Instructor: Sarah Bostock
After finishing this lesson, you will understand how and why Charles Dickens chose the time period for his coming-of-age novel ''Great Expectations''. You will also briefly explore the social context of the Victorian Age in which his novel is set.

The Victorian Class System

Imagine that you fell in love with a person, but your social standing prevented you from pursuing a marriage with them. It feels more far-fetched today, but just over a hundred years ago, it was pretty standard. That time period in 19th century England is often referred to as the Victorian Age because Queen Victoria reigned between 1837-1901. During that time, England's people were divided by social classes, or social and economic status. The three main classes of people included the working class, the middle class, and the upper class.

The working class people were quite separated from the other two classes. The separation grew further as the Industrial Revolution, or the rapid growth of modern industry, advanced in England. The working class people consisted of men and women who often did physical labor for very low wages. Most of them lived in dilapidated housing, ate very frugally, and had very little opportunities for economic or social advancement.

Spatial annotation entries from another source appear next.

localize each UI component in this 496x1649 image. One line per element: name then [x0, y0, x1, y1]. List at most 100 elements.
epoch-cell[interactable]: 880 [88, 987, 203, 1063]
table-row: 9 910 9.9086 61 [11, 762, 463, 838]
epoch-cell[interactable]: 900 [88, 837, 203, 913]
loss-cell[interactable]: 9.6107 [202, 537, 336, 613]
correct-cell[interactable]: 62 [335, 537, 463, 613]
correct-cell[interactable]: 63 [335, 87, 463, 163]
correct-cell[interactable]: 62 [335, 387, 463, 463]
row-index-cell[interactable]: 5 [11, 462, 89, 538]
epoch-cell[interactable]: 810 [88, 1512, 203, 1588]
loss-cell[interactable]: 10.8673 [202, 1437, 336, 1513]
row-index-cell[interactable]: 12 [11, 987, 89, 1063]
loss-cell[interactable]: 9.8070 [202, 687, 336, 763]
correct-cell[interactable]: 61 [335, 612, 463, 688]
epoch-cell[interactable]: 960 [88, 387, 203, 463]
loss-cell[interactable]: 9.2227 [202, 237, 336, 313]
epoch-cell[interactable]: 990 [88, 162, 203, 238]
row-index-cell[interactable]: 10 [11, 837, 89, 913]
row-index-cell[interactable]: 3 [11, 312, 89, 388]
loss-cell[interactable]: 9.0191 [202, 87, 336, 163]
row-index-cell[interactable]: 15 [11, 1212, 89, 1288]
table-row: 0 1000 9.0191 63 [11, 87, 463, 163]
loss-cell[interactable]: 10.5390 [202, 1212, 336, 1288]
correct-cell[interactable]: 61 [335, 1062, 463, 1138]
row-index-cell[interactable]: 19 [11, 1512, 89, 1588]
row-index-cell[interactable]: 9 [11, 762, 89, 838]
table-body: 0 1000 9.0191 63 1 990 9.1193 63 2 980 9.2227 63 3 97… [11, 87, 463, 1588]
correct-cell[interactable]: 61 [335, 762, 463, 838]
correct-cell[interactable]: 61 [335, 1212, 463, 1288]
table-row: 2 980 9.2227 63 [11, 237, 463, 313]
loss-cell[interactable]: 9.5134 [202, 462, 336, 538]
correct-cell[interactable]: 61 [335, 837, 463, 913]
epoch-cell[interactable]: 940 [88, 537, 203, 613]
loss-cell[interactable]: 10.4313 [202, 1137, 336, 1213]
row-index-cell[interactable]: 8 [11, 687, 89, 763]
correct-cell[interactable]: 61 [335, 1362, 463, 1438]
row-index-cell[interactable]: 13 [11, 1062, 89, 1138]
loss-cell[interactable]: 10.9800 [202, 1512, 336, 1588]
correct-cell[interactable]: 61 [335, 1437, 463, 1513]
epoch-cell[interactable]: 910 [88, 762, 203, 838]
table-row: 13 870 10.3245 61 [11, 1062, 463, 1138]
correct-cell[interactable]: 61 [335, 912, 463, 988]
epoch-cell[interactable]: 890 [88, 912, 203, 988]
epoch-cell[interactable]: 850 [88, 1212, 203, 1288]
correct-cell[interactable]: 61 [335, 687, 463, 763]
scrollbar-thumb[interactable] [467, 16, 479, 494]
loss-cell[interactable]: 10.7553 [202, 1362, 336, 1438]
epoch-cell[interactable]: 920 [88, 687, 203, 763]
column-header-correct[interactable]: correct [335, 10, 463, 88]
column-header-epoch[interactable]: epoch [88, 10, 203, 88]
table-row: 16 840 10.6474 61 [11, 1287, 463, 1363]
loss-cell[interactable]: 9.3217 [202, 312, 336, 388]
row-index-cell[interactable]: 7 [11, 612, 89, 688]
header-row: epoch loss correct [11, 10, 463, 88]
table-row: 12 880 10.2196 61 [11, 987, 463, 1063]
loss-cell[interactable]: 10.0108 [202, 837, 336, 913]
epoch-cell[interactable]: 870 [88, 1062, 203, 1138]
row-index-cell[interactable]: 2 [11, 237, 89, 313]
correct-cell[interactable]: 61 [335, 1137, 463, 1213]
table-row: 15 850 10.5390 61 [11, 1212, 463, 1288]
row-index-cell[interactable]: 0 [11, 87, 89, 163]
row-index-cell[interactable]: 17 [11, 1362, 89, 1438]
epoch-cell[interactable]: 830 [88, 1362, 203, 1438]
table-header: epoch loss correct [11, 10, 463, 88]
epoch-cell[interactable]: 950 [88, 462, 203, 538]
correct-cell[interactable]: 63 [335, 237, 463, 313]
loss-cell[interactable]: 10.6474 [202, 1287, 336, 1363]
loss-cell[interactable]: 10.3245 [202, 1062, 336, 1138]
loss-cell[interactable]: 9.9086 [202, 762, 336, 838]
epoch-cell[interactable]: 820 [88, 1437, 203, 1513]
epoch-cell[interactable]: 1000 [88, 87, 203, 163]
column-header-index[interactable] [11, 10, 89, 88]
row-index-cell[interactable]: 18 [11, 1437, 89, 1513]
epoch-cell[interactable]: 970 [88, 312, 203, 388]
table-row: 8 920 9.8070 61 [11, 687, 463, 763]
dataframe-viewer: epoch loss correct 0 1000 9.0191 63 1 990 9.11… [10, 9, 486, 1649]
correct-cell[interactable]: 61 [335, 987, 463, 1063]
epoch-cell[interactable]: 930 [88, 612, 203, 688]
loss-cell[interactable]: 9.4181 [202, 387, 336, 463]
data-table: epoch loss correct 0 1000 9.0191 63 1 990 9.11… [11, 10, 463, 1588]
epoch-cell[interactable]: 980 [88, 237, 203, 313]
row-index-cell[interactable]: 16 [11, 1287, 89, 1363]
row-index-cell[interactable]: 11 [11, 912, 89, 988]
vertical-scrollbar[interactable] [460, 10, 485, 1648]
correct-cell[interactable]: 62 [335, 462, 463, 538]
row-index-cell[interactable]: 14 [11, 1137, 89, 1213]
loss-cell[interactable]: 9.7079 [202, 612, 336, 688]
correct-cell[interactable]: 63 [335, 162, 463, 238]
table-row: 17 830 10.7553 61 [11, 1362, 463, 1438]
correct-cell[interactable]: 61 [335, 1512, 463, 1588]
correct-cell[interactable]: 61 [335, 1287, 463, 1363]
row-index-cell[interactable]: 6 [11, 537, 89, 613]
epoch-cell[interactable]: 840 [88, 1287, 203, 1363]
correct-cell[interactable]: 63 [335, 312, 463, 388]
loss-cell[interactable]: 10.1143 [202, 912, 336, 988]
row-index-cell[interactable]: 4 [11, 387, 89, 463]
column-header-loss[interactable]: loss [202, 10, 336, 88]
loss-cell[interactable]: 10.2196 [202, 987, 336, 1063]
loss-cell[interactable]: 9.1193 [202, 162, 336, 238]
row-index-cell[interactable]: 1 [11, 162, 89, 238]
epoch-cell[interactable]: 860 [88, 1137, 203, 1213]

Charles Dickens Working in a Factory as a Youth
Charles Dickens Working in a Factory

Charles Dickens, A Social Writer

Charles Dickens was born into a poor family in 1812. By the time Dickens was twelve years old, his father was sent to prison for not being able to pay his bills. At the time, Dickens had to quit school and go work in a factory. This early experience shaped many of his novels, including his 1861 novel Great Expectations. Dickens began his early writing career when he was still in his teens and eventually worked his way up the social ladder to the middle class.

Charles Dickens at his Writing Desk
Charles Dickens at his Writing Desk

Charles Dickens used his literature to promote the need for social reform. He explores many social ills in his works and shows a great empathy to those who are victims of social circumstance. Great Expectations, as well as other novels such as Oliver Twist and Hard Times, focuses on characters who suffer from the separation of classes in England. Several other Victorian novelists also wrote about the need for social reform, including Elizabeth Gaskell, Thomas Carlyle, and Benjamin Disraeli.

'Great Expectations'

Great Expectations was written in 1861 and is considered a bildungsroman or coming of age story. Additionally, the novel is also considered to be a bit autobiographical and has elements that stem from Dickens' own childhood. Autobiographical refers to the writer's personal accounts of his or her own life.

The novel is also considered a social-problem novel since Dickens explores the plight of the working-class in England. The book begins on Christmas Eve in 1812 when the protagonist, or main character, is six years old. This main character is Pip, and he narrates the story as an older man living in 1840, who looks back at his life. Although told from the same character, the audience can tell when it is the younger Pip narrating or the older Pip by his emotions, language, and viewpoints.